One of the Salmonella enterica enterica serotypes in group D, enteritidis is likely to be from eggs or chicken. Chicken was a more likely source and vehicle because we identified a clear mechanism of cross contamination between the raw and cooked chicken. Eggs are also a possible source of infection since Salmonella serovar enteriditis may produce transovarial infection from hen to egg and may survive inside eggs boiled up to eight minutes[1]. Improper washing of utensils, hands, or equipment used for preparing the liquid diet are other possible methods of cross-contamination.
The problem represented by this outbreak may be common since clusters of gastrointestinal illness occur commonly in health facilities, and may not be identified as outbreaks[2]. Salmonellosis outbreaks have consistently been the major contributor to foodborne morbidity and mortality in nursing homes. Salmonellosis was responsible for 52% of outbreaks and 81% of deaths in USA nursing homes for the period 1975-1987[3].
Foodborne nosocomial illness is perhaps the most common preventable of all hospital-acquired morbidity. With proper attention to nosocomial infection surveillance, food service practice, and maintenance of employee health, food borne nosocomial illness could become a rarity. To ensure food safety, appropriate temperatures for food must be maintained, contamination of cooked food by raw food, infected food handlers, or contaminated equipment must be avoided, and food service personnel must be educated in correct food handling procedures[2]. Enteral feeding preparation also needs to be handled carefully. A quality control program such as the Hazard analysis critical control point (HACCP)[4] needs to be established and activated in all MOH hospitals.
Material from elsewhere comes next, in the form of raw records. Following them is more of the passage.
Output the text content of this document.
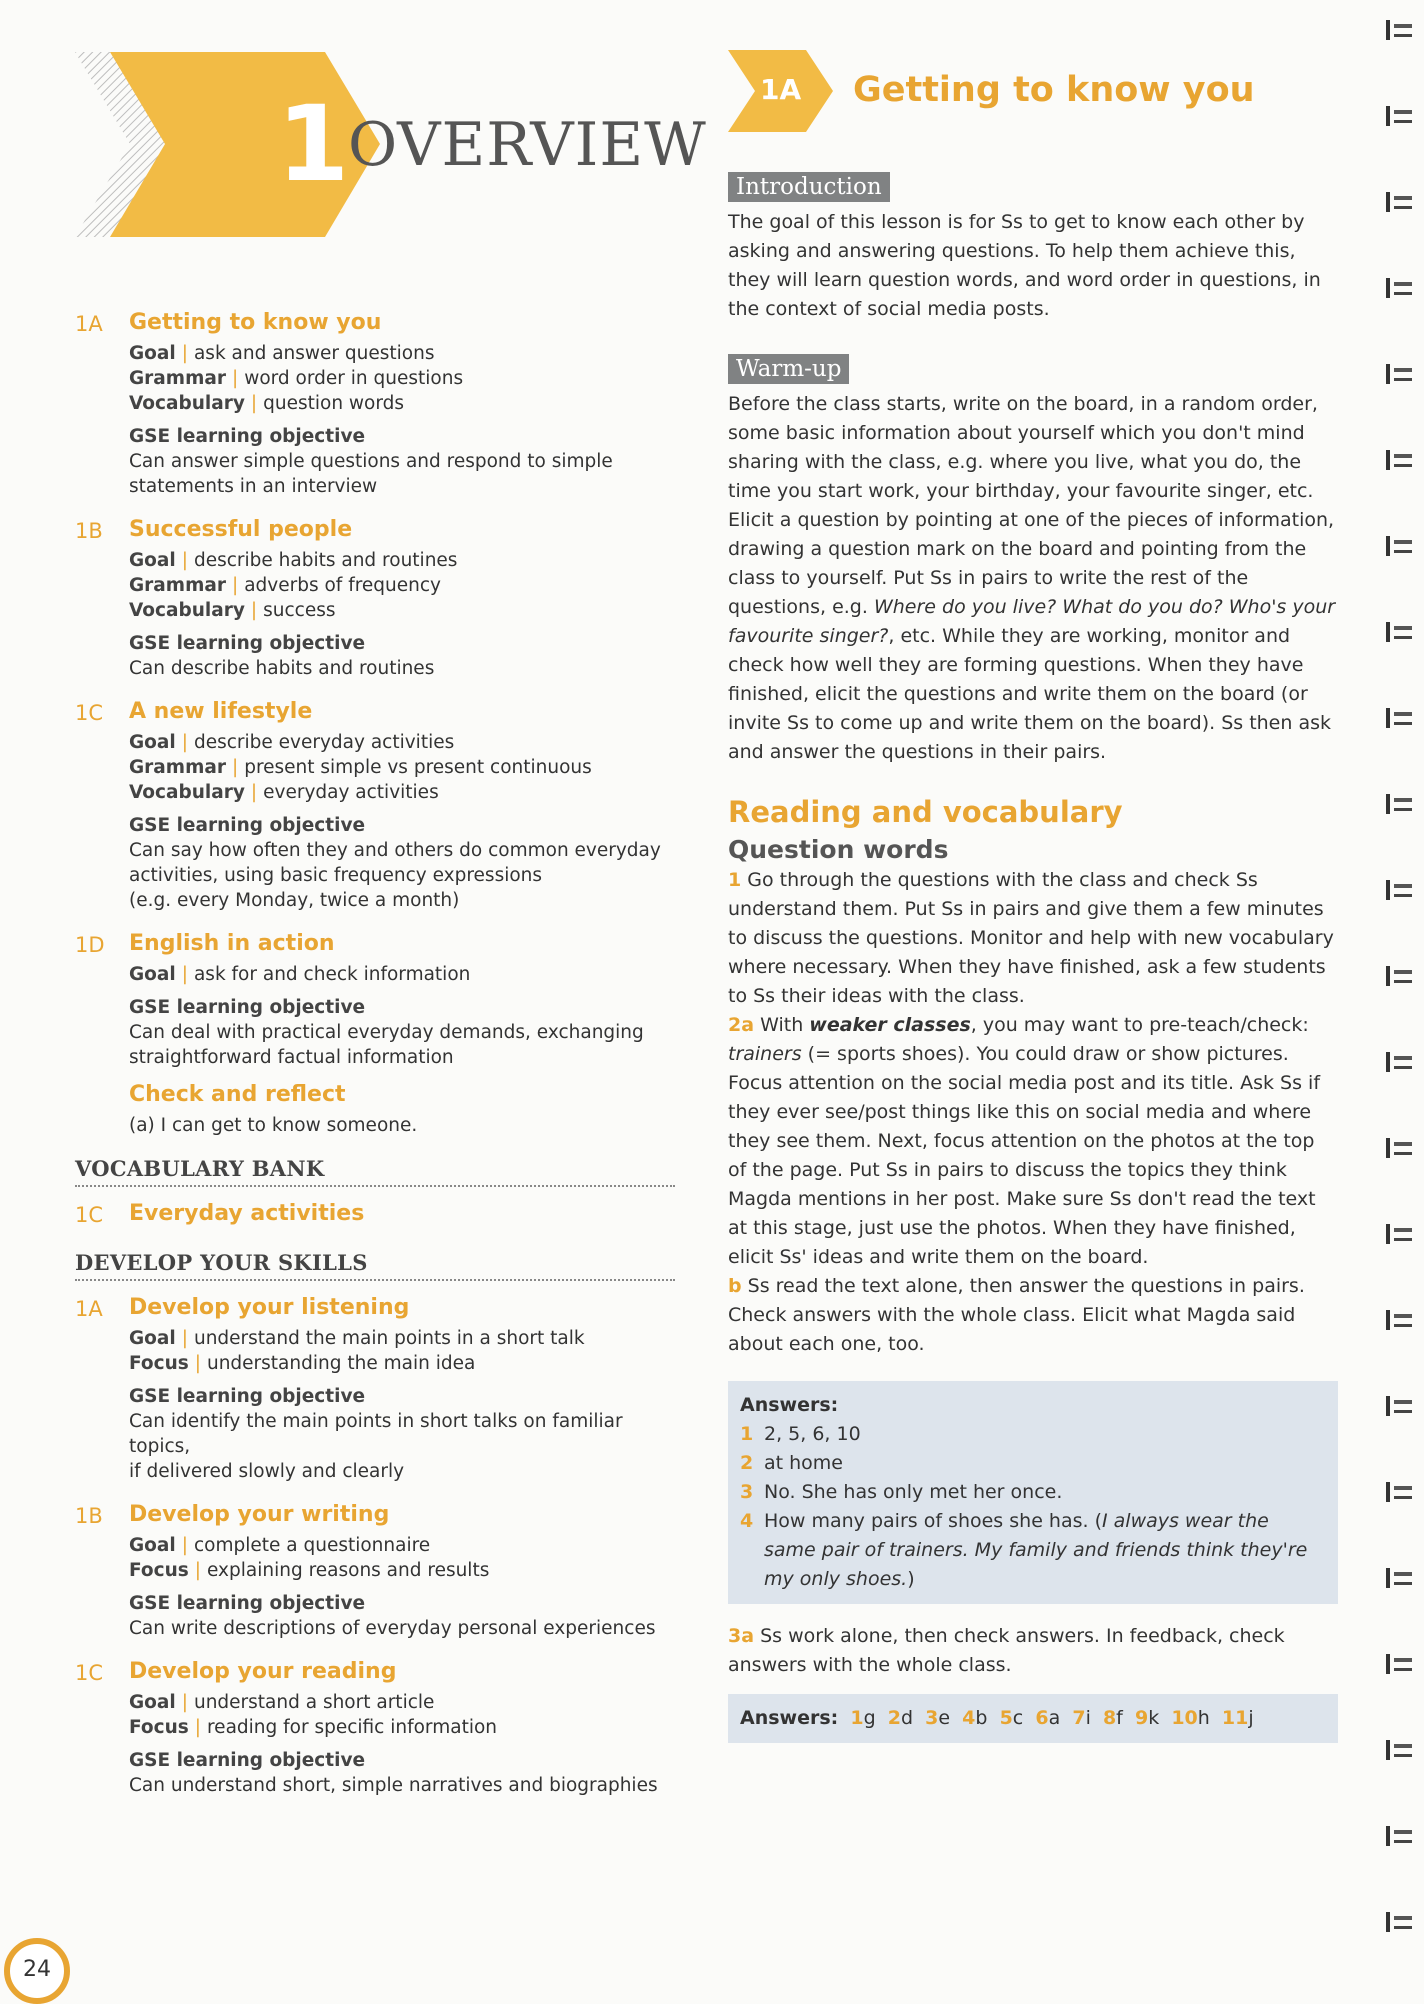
1
OVERVIEW
1A Getting to know you
Goal | ask and answer questions
Grammar | word order in questions
Vocabulary | question words
GSE learning objective
Can answer simple questions and respond to simple
statements in an interview
1B Successful people
Goal | describe habits and routines
Grammar | adverbs of frequency
Vocabulary | success
GSE learning objective
Can describe habits and routines
1C A new lifestyle
Goal | describe everyday activities
Grammar | present simple vs present continuous
Vocabulary | everyday activities
GSE learning objective
Can say how often they and others do common everyday
activities, using basic frequency expressions
(e.g. every Monday, twice a month)
1D English in action
Goal | ask for and check information
GSE learning objective
Can deal with practical everyday demands, exchanging
straightforward factual information
Check and reflect
(a) I can get to know someone.
VOCABULARY BANK
1C Everyday activities
DEVELOP YOUR SKILLS
1A Develop your listening
Goal | understand the main points in a short talk
Focus | understanding the main idea
GSE learning objective
Can identify the main points in short talks on familiar topics,
if delivered slowly and clearly
1B Develop your writing
Goal | complete a questionnaire
Focus | explaining reasons and results
GSE learning objective
Can write descriptions of everyday personal experiences
1C Develop your reading
Goal | understand a short article
Focus | reading for specific information
GSE learning objective
Can understand short, simple narratives and biographies
1A Getting to know you
Introduction
The goal of this lesson is for Ss to get to know each other by asking and answering questions. To help them achieve this, they will learn question words, and word order in questions, in the context of social media posts.
Warm-up
Before the class starts, write on the board, in a random order, some basic information about yourself which you don't mind sharing with the class, e.g. where you live, what you do, the time you start work, your birthday, your favourite singer, etc. Elicit a question by pointing at one of the pieces of information, drawing a question mark on the board and pointing from the class to yourself. Put Ss in pairs to write the rest of the questions, e.g. Where do you live? What do you do? Who's your favourite singer?, etc. While they are working, monitor and check how well they are forming questions. When they have finished, elicit the questions and write them on the board (or invite Ss to come up and write them on the board). Ss then ask and answer the questions in their pairs.
Reading and vocabulary
Question words
1 Go through the questions with the class and check Ss understand them. Put Ss in pairs and give them a few minutes to discuss the questions. Monitor and help with new vocabulary where necessary. When they have finished, ask a few students to Ss their ideas with the class.
2a With weaker classes, you may want to pre-teach/check: trainers (= sports shoes). You could draw or show pictures. Focus attention on the social media post and its title. Ask Ss if they ever see/post things like this on social media and where they see them. Next, focus attention on the photos at the top of the page. Put Ss in pairs to discuss the topics they think Magda mentions in her post. Make sure Ss don't read the text at this stage, just use the photos. When they have finished, elicit Ss' ideas and write them on the board.
b Ss read the text alone, then answer the questions in pairs. Check answers with the whole class. Elicit what Magda said about each one, too.
Answers:
1 2, 5, 6, 10
2 at home
3 No. She has only met her once.
4 How many pairs of shoes she has. (I always wear the same pair of trainers. My family and friends think they're my only shoes.)
3a Ss work alone, then check answers. In feedback, check answers with the whole class.
Answers: 1g 2d 3e 4b 5c 6a 7i 8f 9k 10h 11j
24
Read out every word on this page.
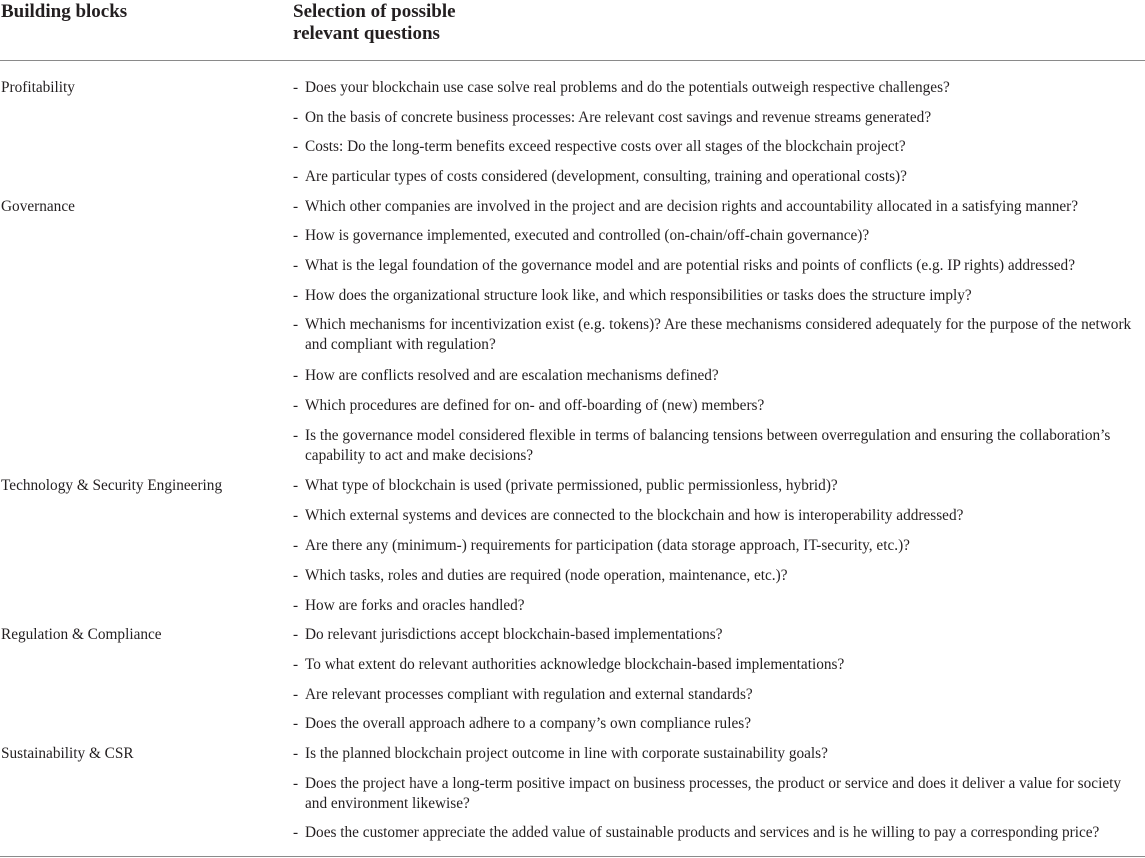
Building blocks	Selection of possible
relevant questions
Profitability	- Does your blockchain use case solve real problems and do the potentials outweigh respective challenges?
- On the basis of concrete business processes: Are relevant cost savings and revenue streams generated?
- Costs: Do the long-term benefits exceed respective costs over all stages of the blockchain project?
- Are particular types of costs considered (development, consulting, training and operational costs)?
Governance	- Which other companies are involved in the project and are decision rights and accountability allocated in a satisfying manner?
- How is governance implemented, executed and controlled (on-chain/off-chain governance)?
- What is the legal foundation of the governance model and are potential risks and points of conflicts (e.g. IP rights) addressed?
- How does the organizational structure look like, and which responsibilities or tasks does the structure imply?
- Which mechanisms for incentivization exist (e.g. tokens)? Are these mechanisms considered adequately for the purpose of the network and compliant with regulation?
- How are conflicts resolved and are escalation mechanisms defined?
- Which procedures are defined for on- and off-boarding of (new) members?
- Is the governance model considered flexible in terms of balancing tensions between overregulation and ensuring the collaboration’s capability to act and make decisions?
Technology & Security Engineering	- What type of blockchain is used (private permissioned, public permissionless, hybrid)?
- Which external systems and devices are connected to the blockchain and how is interoperability addressed?
- Are there any (minimum-) requirements for participation (data storage approach, IT-security, etc.)?
- Which tasks, roles and duties are required (node operation, maintenance, etc.)?
- How are forks and oracles handled?
Regulation & Compliance	- Do relevant jurisdictions accept blockchain-based implementations?
- To what extent do relevant authorities acknowledge blockchain-based implementations?
- Are relevant processes compliant with regulation and external standards?
- Does the overall approach adhere to a company’s own compliance rules?
Sustainability & CSR	- Is the planned blockchain project outcome in line with corporate sustainability goals?
- Does the project have a long-term positive impact on business processes, the product or service and does it deliver a value for society and environment likewise?
- Does the customer appreciate the added value of sustainable products and services and is he willing to pay a corresponding price?
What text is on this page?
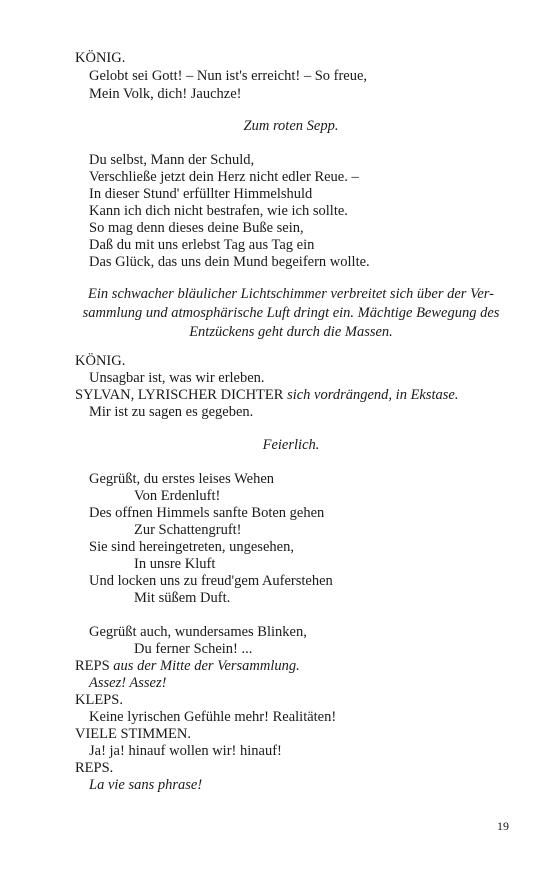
KÖNIG.
Gelobt sei Gott! – Nun ist's erreicht! – So freue,
Mein Volk, dich! Jauchze!
Zum roten Sepp.
Du selbst, Mann der Schuld,
Verschließe jetzt dein Herz nicht edler Reue. –
In dieser Stund' erfüllter Himmelshuld
Kann ich dich nicht bestrafen, wie ich sollte.
So mag denn dieses deine Buße sein,
Daß du mit uns erlebst Tag aus Tag ein
Das Glück, das uns dein Mund begeifern wollte.
Ein schwacher bläulicher Lichtschimmer verbreitet sich über der Ver-
sammlung und atmosphärische Luft dringt ein. Mächtige Bewegung des
Entzückens geht durch die Massen.
KÖNIG.
Unsagbar ist, was wir erleben.
SYLVAN, LYRISCHER DICHTER sich vordrängend, in Ekstase.
Mir ist zu sagen es gegeben.
Feierlich.
Gegrüßt, du erstes leises Wehen
Von Erdenluft!
Des offnen Himmels sanfte Boten gehen
Zur Schattengruft!
Sie sind hereingetreten, ungesehen,
In unsre Kluft
Und locken uns zu freud'gem Auferstehen
Mit süßem Duft.
Gegrüßt auch, wundersames Blinken,
Du ferner Schein! ...
REPS aus der Mitte der Versammlung.
Assez! Assez!
KLEPS.
Keine lyrischen Gefühle mehr! Realitäten!
VIELE STIMMEN.
Ja! ja! hinauf wollen wir! hinauf!
REPS.
La vie sans phrase!
19
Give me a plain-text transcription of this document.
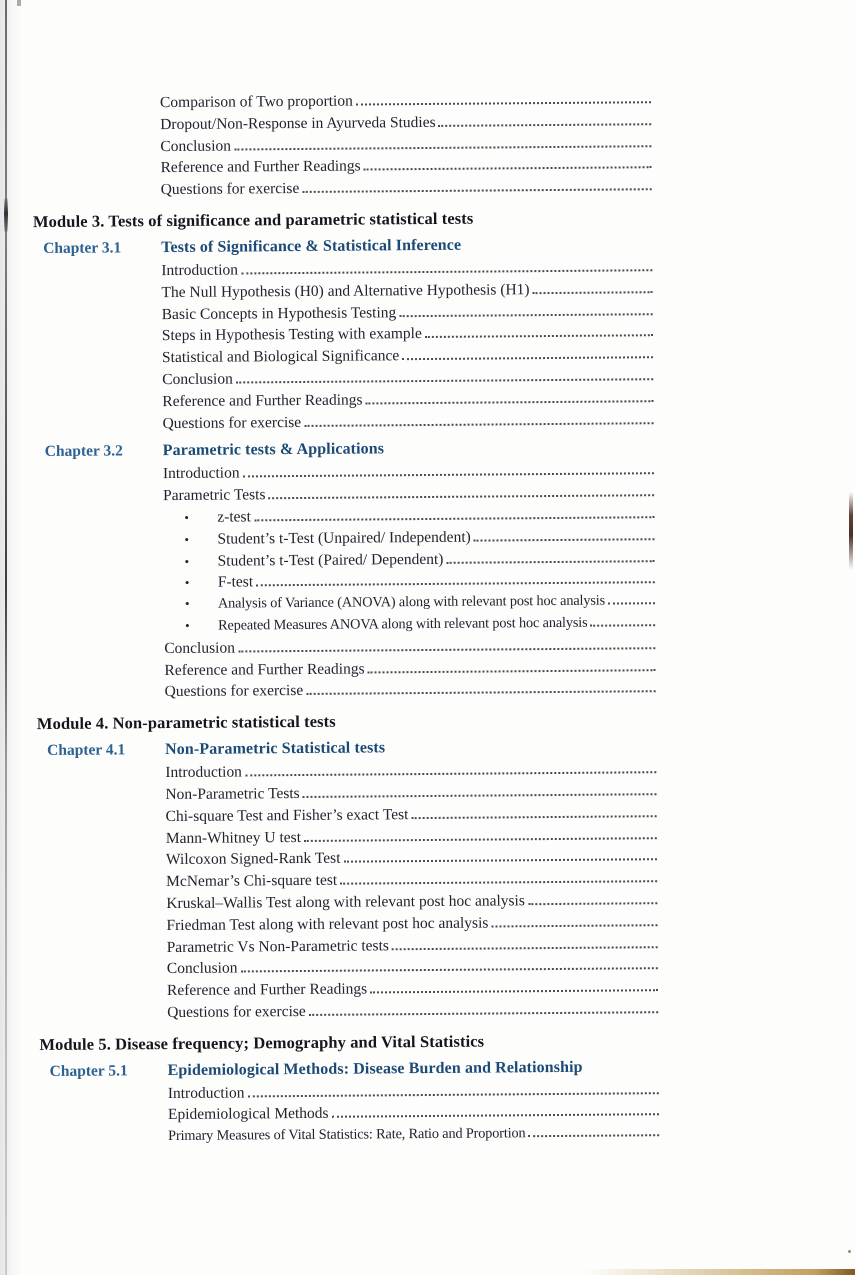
Comparison of Two proportion
Dropout/Non-Response in Ayurveda Studies
Conclusion
Reference and Further Readings
Questions for exercise
Module 3. Tests of significance and parametric statistical tests
Chapter 3.1	Tests of Significance & Statistical Inference
Introduction
The Null Hypothesis (H0) and Alternative Hypothesis (H1)
Basic Concepts in Hypothesis Testing
Steps in Hypothesis Testing with example
Statistical and Biological Significance
Conclusion
Reference and Further Readings
Questions for exercise
Chapter 3.2	Parametric tests & Applications
Introduction
Parametric Tests
•	z-test
•	Student’s t-Test (Unpaired/ Independent)
•	Student’s t-Test (Paired/ Dependent)
•	F-test
•	Analysis of Variance (ANOVA) along with relevant post hoc analysis
•	Repeated Measures ANOVA along with relevant post hoc analysis
Conclusion
Reference and Further Readings
Questions for exercise
Module 4. Non-parametric statistical tests
Chapter 4.1	Non-Parametric Statistical tests
Introduction
Non-Parametric Tests
Chi-square Test and Fisher’s exact Test
Mann-Whitney U test
Wilcoxon Signed-Rank Test
McNemar’s Chi-square test
Kruskal–Wallis Test along with relevant post hoc analysis
Friedman Test along with relevant post hoc analysis
Parametric Vs Non-Parametric tests
Conclusion
Reference and Further Readings
Questions for exercise
Module 5. Disease frequency; Demography and Vital Statistics
Chapter 5.1	Epidemiological Methods: Disease Burden and Relationship
Introduction
Epidemiological Methods
Primary Measures of Vital Statistics: Rate, Ratio and Proportion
  1. Anglim AM, Far BM. Nosocomial gastrointestinal tract infections. In: Mayhall GC, editor. Hospital epidemiology and infection control. Baltimore: William and Wilkins; 1996. p. 196-225.
  2. Mishu B, Koehler J, Lee LA, et al. Outbreaks of Salmonella enteritidis Infections in the United States, 19851991. J Infect Dis 1994;169:547-52.
  3. Levine WC, Smart JF, Archer DL, et al. Foodborne disease outbreaks in nursing homes, 1975-1987. JAMA 1991; 266: 2105-2109.
  4. Bryan FL. Hazard analysis critical control point evaluations. A guide to identifying hazards and assessing risk associated with food preparation and storage. Geneva: WHO, 1992.